The Polly Ann Trail total distance covers almost 20 miles in Lapeer County and another 16.9 miles in Oakland County.
Given her prior experience running even longer distances, Lange was confident she could achieve her goal; though she would need to spend some time training for the big day.
“I started my training with runs of 10-15 miles along the trail south of Dryden and then began venturing into the Oakland County portion of trail which I had yet to run,” Lange recalled. “In September, my husband, Paul, would drive me to the north end of the trail at Curtis Road in Kings Mill.
“Because I had never run that part of the trail, and knowing it would be almost 17 miles to get back to Dryden, I was a little nervous,” she admitted.
Regardless, she made the most of the training period by observing early-morning sunrises and the abundant wildlife along the trail.
“I would watch the sun rise over the frosted fall surroundings,” said Lange. “I would see birds and deer and wild flowers growing everywhere. It was one of the most beautiful things I have ever seen.”
Born to run
Having recently completed her goal of running the Polly Ann’s full distance, Lange can look back at what and who inspired her to run in the first place.
“I started running in junior high school,” she recalled. “I joined the track team and it very quickly became evident that I was not a sprinter, but I could do okay at longer distances.”
Over the years, Lange continued running and in 1995, ran a qualifying time in the Detroit Marathon that allowed her to compete in that year’s Boston Marathon.
“In 1996, I ran the 100th running of the Boston Marathon, which was an amazing experience,” she said. “In my early 30s, I took first-place in a small race in St. Clair Shores on Memorial Day.
“I have slowed with age,” she admitted, “but I still love to push myself for distance and pace.”
Lange credits her mother, Barbara Koteniski, for inspiring her to always do her best, which she applies to her personal passion for running long distances.
“I credit that drive to my mother,” she said. “She has always been a driven person who has accomplished many things in her life.
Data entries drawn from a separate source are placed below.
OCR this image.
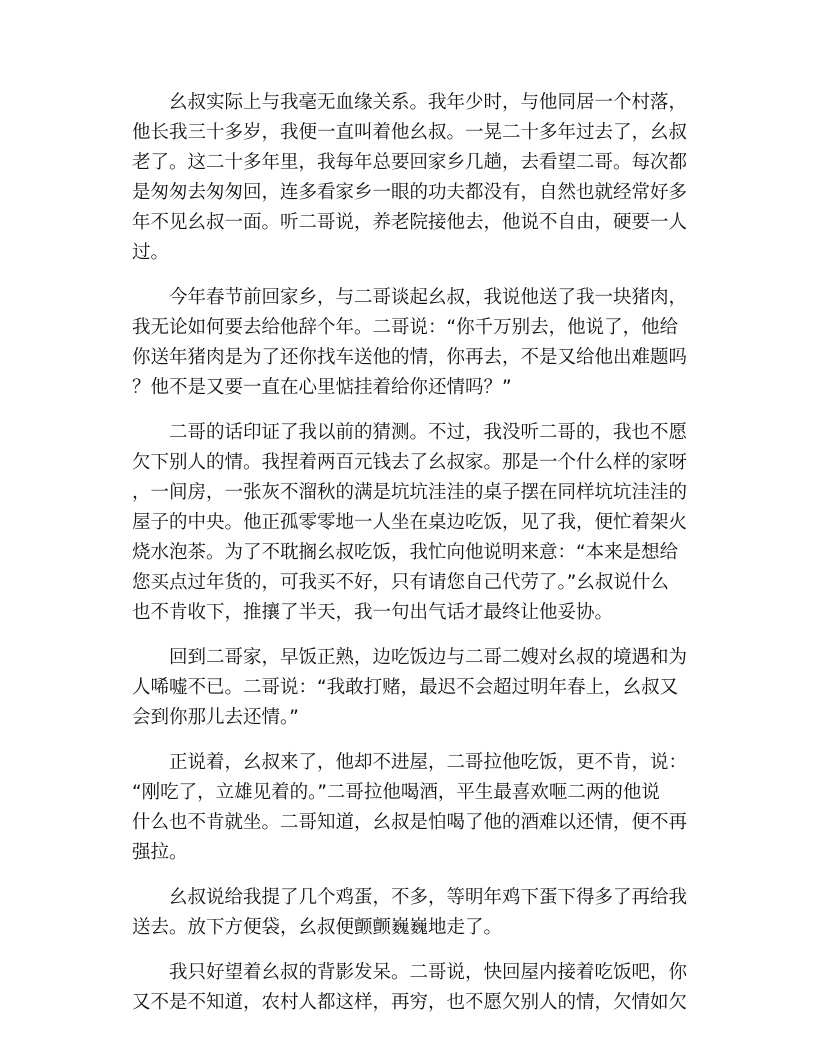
幺叔实际上与我毫无血缘关系。我年少时，与他同居一个村落，
他长我三十多岁，我便一直叫着他幺叔。一晃二十多年过去了，幺叔
老了。这二十多年里，我每年总要回家乡几趟，去看望二哥。每次都
是匆匆去匆匆回，连多看家乡一眼的功夫都没有，自然也就经常好多
年不见幺叔一面。听二哥说，养老院接他去，他说不自由，硬要一人
过。

今年春节前回家乡，与二哥谈起幺叔，我说他送了我一块猪肉，
我无论如何要去给他辞个年。二哥说：“你千万别去，他说了，他给
你送年猪肉是为了还你找车送他的情，你再去，不是又给他出难题吗
？他不是又要一直在心里惦挂着给你还情吗？”

二哥的话印证了我以前的猜测。不过，我没听二哥的，我也不愿
欠下别人的情。我捏着两百元钱去了幺叔家。那是一个什么样的家呀
，一间房，一张灰不溜秋的满是坑坑洼洼的桌子摆在同样坑坑洼洼的
屋子的中央。他正孤零零地一人坐在桌边吃饭，见了我，便忙着架火
烧水泡茶。为了不耽搁幺叔吃饭，我忙向他说明来意：“本来是想给
您买点过年货的，可我买不好，只有请您自己代劳了。”幺叔说什么
也不肯收下，推攘了半天，我一句出气话才最终让他妥协。

回到二哥家，早饭正熟，边吃饭边与二哥二嫂对幺叔的境遇和为
人唏嘘不已。二哥说：“我敢打赌，最迟不会超过明年春上，幺叔又
会到你那儿去还情。”

正说着，幺叔来了，他却不进屋，二哥拉他吃饭，更不肯，说：
“刚吃了，立雄见着的。”二哥拉他喝酒，平生最喜欢咂二两的他说
什么也不肯就坐。二哥知道，幺叔是怕喝了他的酒难以还情，便不再
强拉。

幺叔说给我提了几个鸡蛋，不多，等明年鸡下蛋下得多了再给我
送去。放下方便袋，幺叔便颤颤巍巍地走了。

我只好望着幺叔的背影发呆。二哥说，快回屋内接着吃饭吧，你
又不是不知道，农村人都这样，再穷，也不愿欠别人的情，欠情如欠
“At 84, my mother still exercises and enjoys outdoor activities. She goes to the pool at her park in Florida and exercises on most days.
“She has always been very physically fit and she is truly an inspiration to me.”
Dealing with age
While still achieving at a high level as a runner, Lange said her biggest challenges for the future are dealing with the effects of aging. “I ran 50 miles the year I turned 50, and 66 miles the following year,” she recalled. “This year, running 36 miles seemed like challenge enough.
“As we get older, there is a balancing act between pushing enough to stay fit, and pushing so much you get injured,” Lange pointed out. “Injuries take longer to recover from as well.
“My goal is to keep feeling challenged, healthy and to enjoy the journey,” Lange concluded. “Running on a beautiful trail is truly my happy place.”